“Inclínate, oh Señor, y escucha mi oración: contéstame, porque necesito tu ayuda” (Salmo 86:1, NTV).
Cada día necesitamos la ayuda de Dios, pero unas veces somos más conscientes de ello que otras. ¿Qué haríamos sin el Señor? ¿Depender de nuestro buen criterio? Humillados delante de Dios, clamamos: “Estoy afligido… protégeme, pues estoy dedicado a ti; salva tú, oh Dios mío, a tu siervo que en ti confía” (v. 1, 2, RV y NTV). Somos del Señor y le necesitamos. Nuestra confianza está puesta en Él, y solo en Él. No dejamos de pedir su ayuda: “A ti clamo todo el día” (v. 3).

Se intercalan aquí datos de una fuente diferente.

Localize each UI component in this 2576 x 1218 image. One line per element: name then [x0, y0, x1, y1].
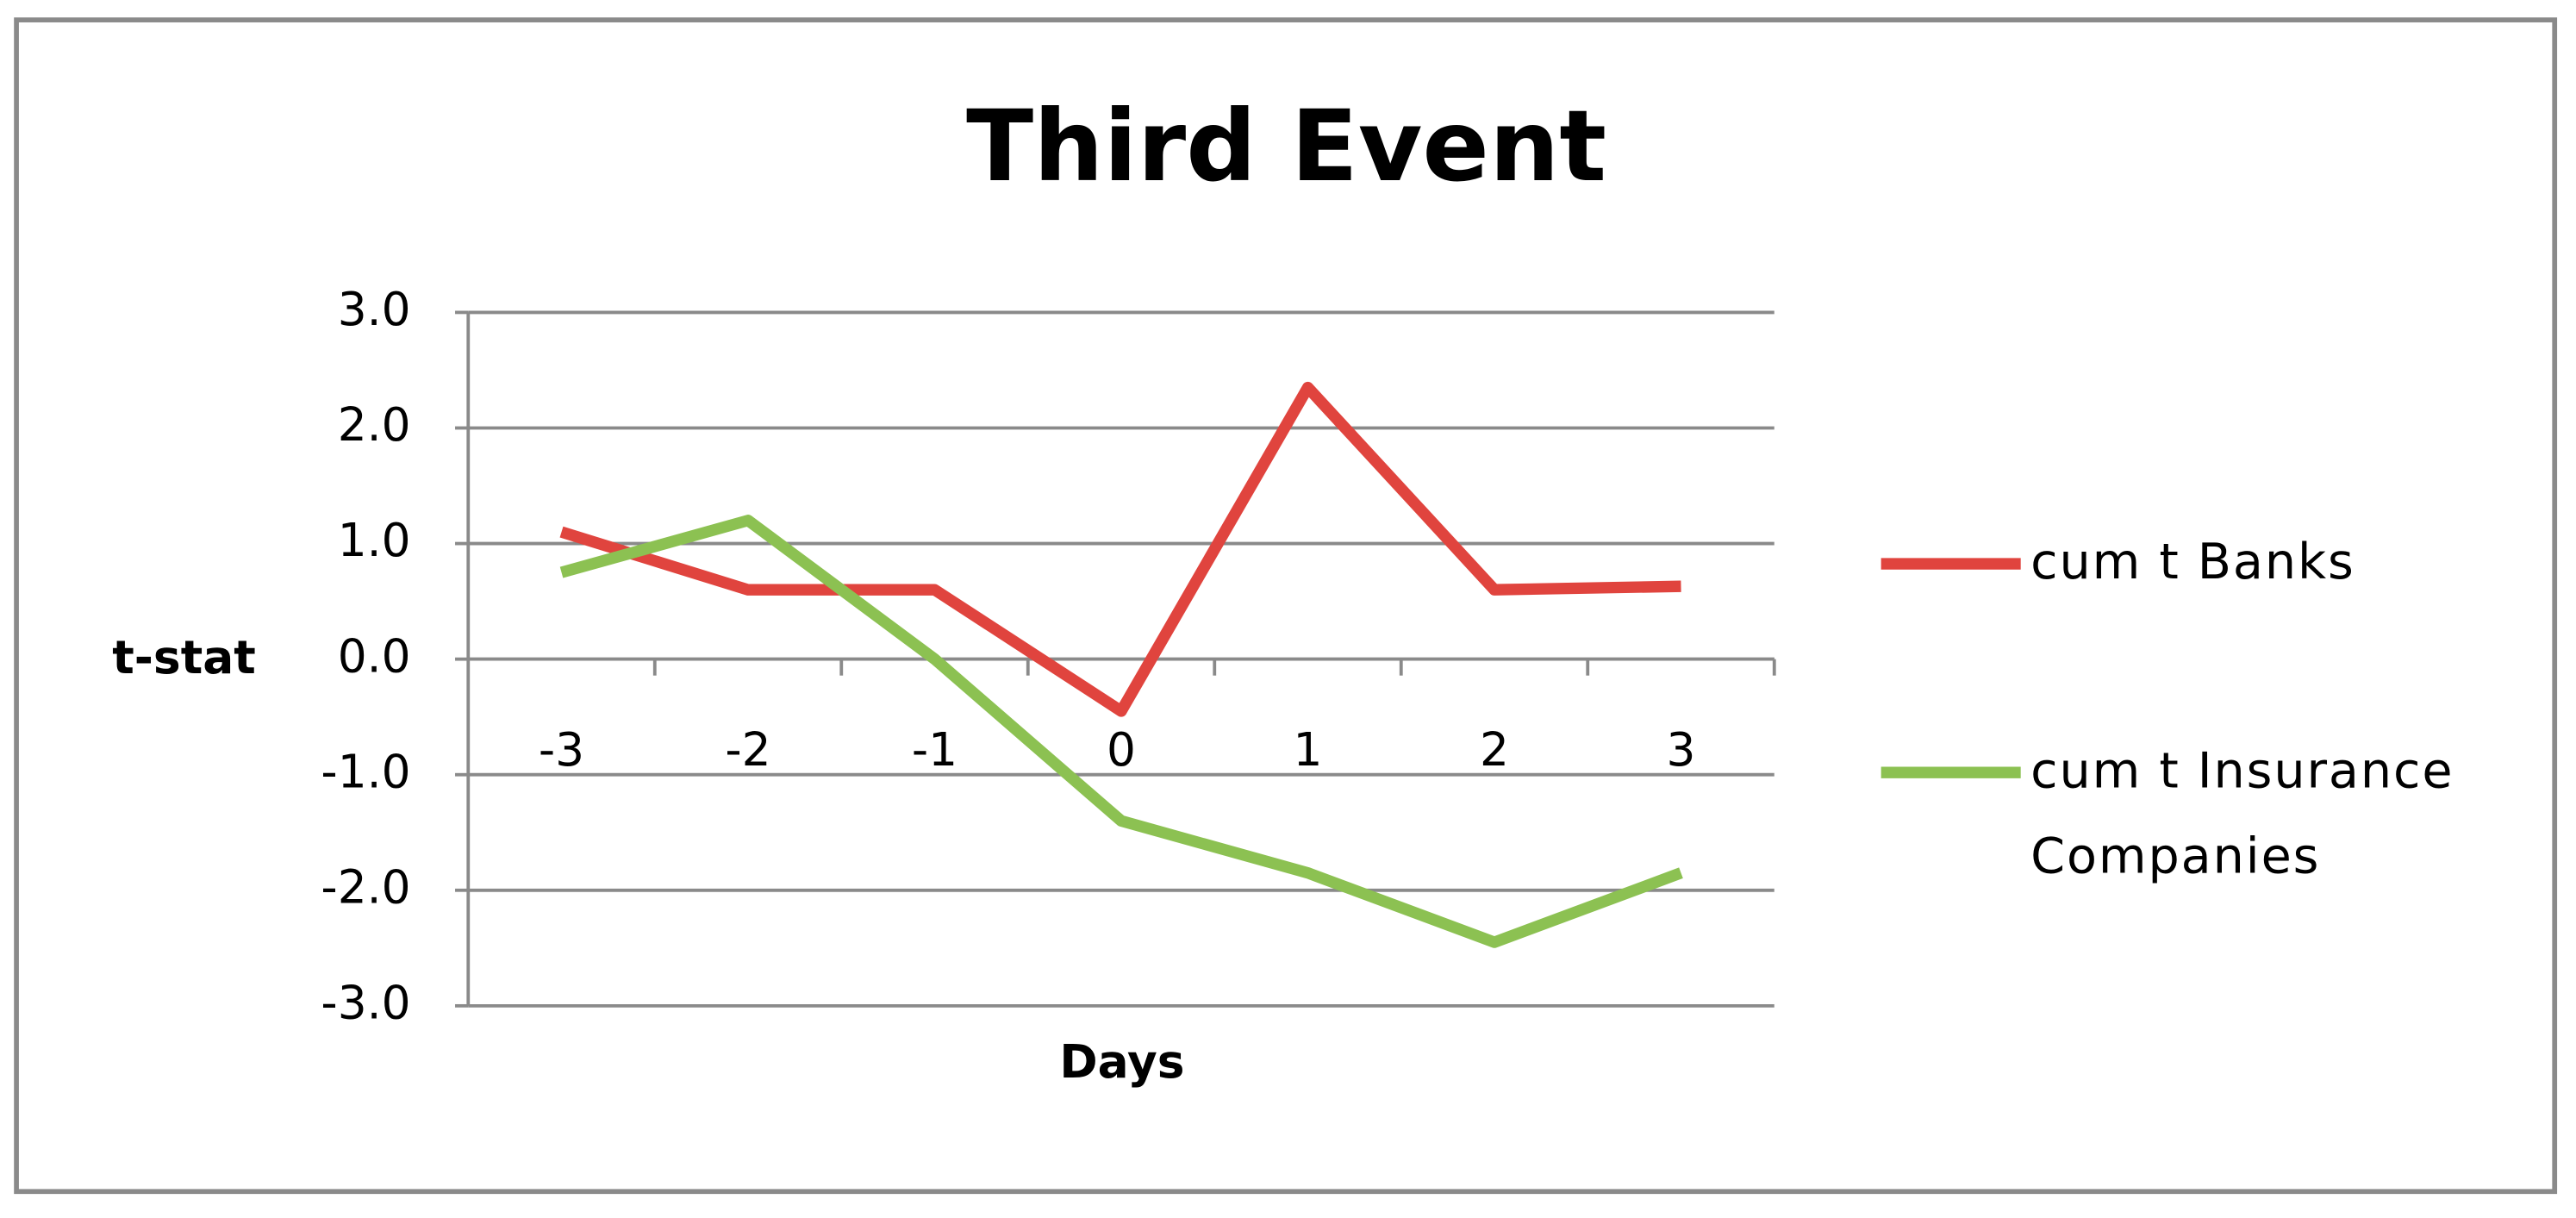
y-tick-label: 2.0	[338, 397, 411, 452]
chart-title: Third Event	[966, 89, 1606, 203]
y-tick-label: -2.0	[321, 859, 410, 914]
y-tick-label: 0.0	[338, 628, 411, 683]
series-line	[559, 515, 1683, 948]
y-tick-label: 3.0	[338, 282, 411, 336]
y-tick-label: 1.0	[338, 513, 411, 567]
x-tick-label: -2	[725, 722, 770, 777]
legend-label: cum t Banks	[2030, 534, 2355, 592]
y-axis-label: t-stat	[112, 630, 255, 684]
x-tick-label: 0	[1107, 722, 1136, 777]
x-tick-label: -1	[912, 722, 957, 777]
series-line	[559, 381, 1681, 717]
x-tick-label: 3	[1667, 722, 1696, 777]
y-tick-label: -3.0	[321, 976, 410, 1030]
legend-label: cum t Insurance Companies	[2030, 742, 2454, 886]
legend-entry: cum t Banks	[2030, 534, 2355, 592]
x-tick-label: -3	[539, 722, 584, 777]
legend-entry: cum t Insurance Companies	[2030, 742, 2454, 886]
x-tick-label: 2	[1480, 722, 1509, 777]
x-tick-label: 1	[1294, 722, 1323, 777]
x-axis-label: Days	[1059, 1034, 1184, 1089]
chart-border	[14, 17, 2558, 1195]
y-tick-label: -1.0	[321, 744, 410, 798]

Cuando estamos especialmente apenados clamamos: “Alegra el alma de tu siervo, porque a ti, oh Señor, levanto mi alma” (v. 3, 4). No nos sentimos dignos de que nos escuche, porque hemos pecado, pero nos ha perdonado; somos conscientes de ello al levantar nuestra plegaría: “Porque tú, Señor, eres bueno y perdonador, y grande en misericordia para con todos los que te invocan” (v. 5). Contamos con que nos va a responder, aunque no lo merecemos, porque Dios es bueno y perdonador: “Escucha, oh Jehová, mi oración y está atento a la voz de mis ruegos. En el día de mi angustia te llamaré, porque tú me respondes” (v. 6, 7).
Alabo al Señor. Me recreo en lo que es Él. Repasando sus cualidades, me animo y mi fe es fortalecida: “Ningún dios pagano es como tú, oh Señor; ¡nadie puede hacer lo que tú haces! Todas las naciones que hiciste vendrán y se inclinarán ante ti, Señor; alabarán tu santo nombre. Pues tú eres grande y haces obras maravillosas; solo tú eres Dios” (v. 8-10). ¡Qué bueno es alabarte, Señor!

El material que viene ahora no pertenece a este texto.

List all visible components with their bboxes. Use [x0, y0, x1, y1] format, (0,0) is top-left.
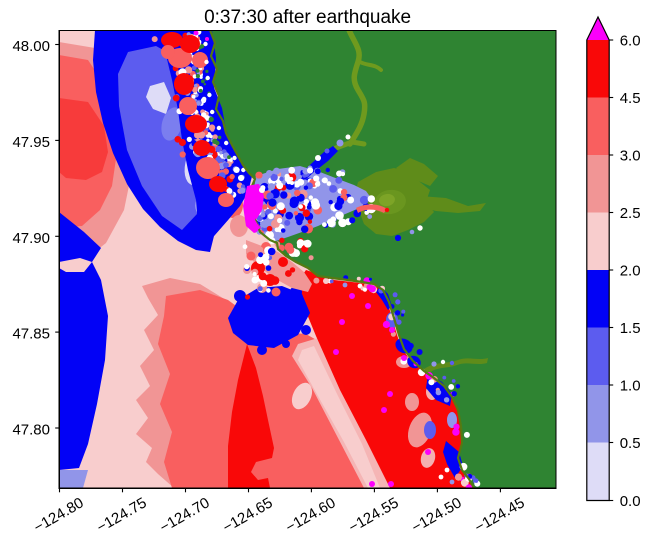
svg-text:1.5: 1.5: [620, 320, 641, 337]
svg-text:6.0: 6.0: [620, 33, 641, 50]
svg-text:47.90: 47.90: [12, 230, 50, 247]
svg-text:0.5: 0.5: [620, 435, 641, 452]
svg-text:47.95: 47.95: [12, 134, 50, 151]
svg-text:0:37:30 after earthquake: 0:37:30 after earthquake: [204, 7, 411, 28]
svg-text:1.0: 1.0: [620, 378, 641, 395]
svg-text:2.5: 2.5: [620, 205, 641, 222]
svg-text:47.80: 47.80: [12, 422, 50, 439]
svg-text:47.85: 47.85: [12, 326, 50, 343]
svg-text:0.0: 0.0: [620, 493, 641, 510]
svg-text:48.00: 48.00: [12, 38, 50, 55]
svg-text:2.0: 2.0: [620, 263, 641, 280]
svg-text:4.5: 4.5: [620, 90, 641, 107]
svg-text:3.0: 3.0: [620, 148, 641, 165]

Señor, quiero ser limpio en lo más hondo de mis motivaciones. Quita de mi toda hipocresía: “Concédeme pureza de corazón, para que te honre”, entonces: “con todo el corazón te alabaré oh Señor mi Dios” (v. 12), no solo con una parte. El pecado que cometemos visiblemente es ruin, pero el pecado desconocido escondido en el fondo de nuestro corazón, que afecta toda nuestra vida y que solo Dios ve, es peor. Hasta allí llega su salvación: “Daré gloria a tu nombre para siempre, porque muy grande es tu amor por mí; me has rescatado de las profundidades de la muerte” (v. 12, 13). La sangre de Cristo llega a nuestras motivaciones equivocadas, a lo torcido en lo íntimo nuestro, a los deseos inmundos al fondo de nuestra miseria. Cuanto más nos conocemos a nosotros mismos, y de cuanto más pecado escondido nos vemos librados, más grande vemos la salvación de Dios.
Viene el enemigo a destruirnos (v. 14-17). Es astuto. Ha tramado planes para atraparnos en sus redes. Se aprovecha de nuestras debilidades, de las áreas todavía no sanadas en el fondo de nuestro corazón que nos han dado guerra durante años. Por eso necesitamos una salvación cada vez más honda y clamamos: “Concédeme pureza de corazón, para que te honre”, para que finalmente el enemigo de mi alma sea totalmente derrotado, “y véalo el que me aborrece, y sea avergonzado” (v. 17), “porque tu, oh Señor me ayudas y me consuelas”. Amén. Esta es la confianza que tenemos en Dios, los que nos hemos dedicado a Él, y Él nos ayudará.